1. Client fetches KDF params: GET /auth/kdf?username=alice
2. Client derives MasterKey, then auth_credential and WrappingKey
3. Client sends auth_credential to server
4. Server returns user object including protected_key (see Key Roles table above)
5. Client decrypts: AEK = AES-256-GCM-Decrypt(protected_key, WrappingKey)
6. Client uses AEK to decrypt vault items

If the username does not exist, the server responds to step 1 with plausible, randomly generated KDF parameters instead of an error - this prevents an attacker from using /auth/kdf to enumerate registered usernames.
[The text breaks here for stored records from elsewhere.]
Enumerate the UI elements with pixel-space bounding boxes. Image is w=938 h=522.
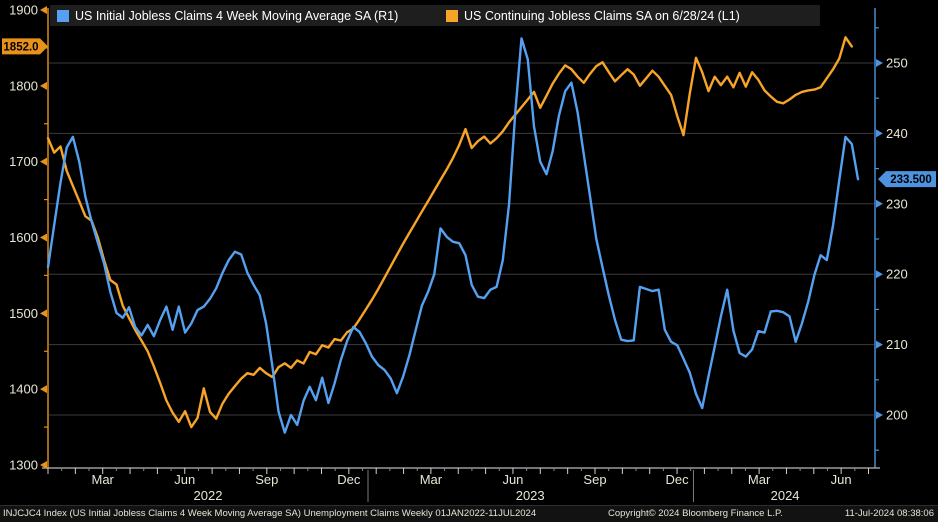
- year-label: 2022: [194, 488, 223, 503]
- right-axis-tick-arrow: [876, 59, 883, 67]
- last-value-left: 1852.0: [3, 41, 38, 53]
- left-axis-tick-arrow: [40, 157, 47, 166]
- right-axis-tick-label: 250: [886, 56, 908, 71]
- right-axis-tick-label: 200: [886, 408, 908, 423]
- last-value-tag-left: [2, 38, 48, 55]
- last-value-tag-right: [878, 171, 936, 188]
- legend-item-continuing-claims[interactable]: US Continuing Jobless Claims SA on 6/28/…: [446, 5, 740, 26]
- month-tick-label: Mar: [92, 472, 115, 487]
- month-tick-label: Jun: [174, 472, 195, 487]
- right-axis-tick-arrow: [876, 129, 883, 138]
- month-tick-label: Sep: [255, 472, 278, 487]
- month-tick-label: Jun: [502, 472, 523, 487]
- right-axis-tick-label: 210: [886, 337, 908, 352]
- legend-label-initial-claims: US Initial Jobless Claims 4 Week Moving …: [75, 8, 399, 23]
- year-label: 2024: [771, 488, 800, 503]
- series-line-continuing-claims: [46, 36, 853, 429]
- month-tick-label: Sep: [583, 472, 606, 487]
- left-axis-tick-arrow: [40, 385, 47, 394]
- right-axis-tick-label: 230: [886, 196, 908, 211]
- last-value-right: 233.500: [890, 174, 932, 186]
- timestamp: 11-Jul-2024 08:38:06: [844, 508, 934, 519]
- chart-legend: US Initial Jobless Claims 4 Week Moving …: [50, 5, 820, 26]
- month-tick-label: Dec: [665, 472, 689, 487]
- month-tick-label: Mar: [420, 472, 443, 487]
- left-axis-tick-arrow: [40, 309, 47, 318]
- left-axis-tick-label: 1900: [9, 3, 38, 18]
- right-axis-tick-label: 240: [886, 126, 908, 141]
- month-tick-label: Mar: [748, 472, 771, 487]
- left-axis-tick-label: 1400: [9, 382, 38, 397]
- month-tick-label: Jun: [831, 472, 852, 487]
- right-axis-tick-arrow: [876, 340, 883, 349]
- left-axis-tick-arrow: [40, 233, 47, 242]
- legend-label-continuing-claims: US Continuing Jobless Claims SA on 6/28/…: [464, 8, 740, 23]
- copyright-notice: Copyright© 2024 Bloomberg Finance L.P.: [608, 508, 783, 519]
- left-axis-tick-label: 1700: [9, 154, 38, 169]
- left-axis-tick-label: 1600: [9, 230, 38, 245]
- right-axis-tick-arrow: [876, 411, 883, 419]
- month-tick-label: Dec: [337, 472, 361, 487]
- legend-swatch-initial-claims: [57, 9, 69, 22]
- left-axis-tick-label: 1300: [9, 458, 38, 473]
- left-axis-tick-label: 1500: [9, 306, 38, 321]
- status-bar: INJCJC4 Index (US Initial Jobless Claims…: [0, 505, 938, 522]
- left-axis-tick-arrow: [40, 6, 47, 14]
- security-description: INJCJC4 Index (US Initial Jobless Claims…: [3, 508, 537, 519]
- left-axis-tick-arrow: [40, 461, 47, 469]
- right-axis-tick-arrow: [876, 270, 883, 279]
- series-line-initial-claims: [46, 37, 860, 434]
- year-label: 2023: [516, 488, 545, 503]
- left-axis-tick-label: 1800: [9, 78, 38, 93]
- right-axis-tick-arrow: [876, 199, 883, 208]
- left-axis-tick-arrow: [40, 81, 47, 90]
- right-axis-tick-label: 220: [886, 267, 908, 282]
- legend-item-initial-claims[interactable]: US Initial Jobless Claims 4 Week Moving …: [57, 5, 398, 26]
- legend-swatch-continuing-claims: [446, 9, 458, 22]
Because vault items are encrypted with AEK (not directly with MasterKey), changing the master password only requires re-wrapping the AEK - vault items remain untouched.

1. Client derives old MasterKey and verifies with current_auth_credential
2. Client derives new MasterKey from new master password + new KDF params
3. Client re-derives new_WrappingKey = HKDF(newMasterKey, "wrap")
4. Client re-wraps: new_protected_key = AES-256-GCM(AEK, new_WrappingKey) - AEK is unchanged
5. Client derives new_auth_credential = HKDF(newMasterKey, "auth")
6. Client sends new credentials and protected key to server, vault items remain encrypted under the same AEK

Server atomically updates auth_hash, KDF params, and protected_key, then invalidates all other active sessions.

Once the vault is unlocked, the vault key is kept in memory as a non-extractable CryptoKey and mirrored to IndexedDB, so reloading the page restores the session without re-entering the master password. A vault_unlocked flag in sessionStorage gates access to that IndexedDB entry - since session storage is per-tab and cleared when a tab closes, a new tab cannot silently pull the key from IndexedDB without authenticating first.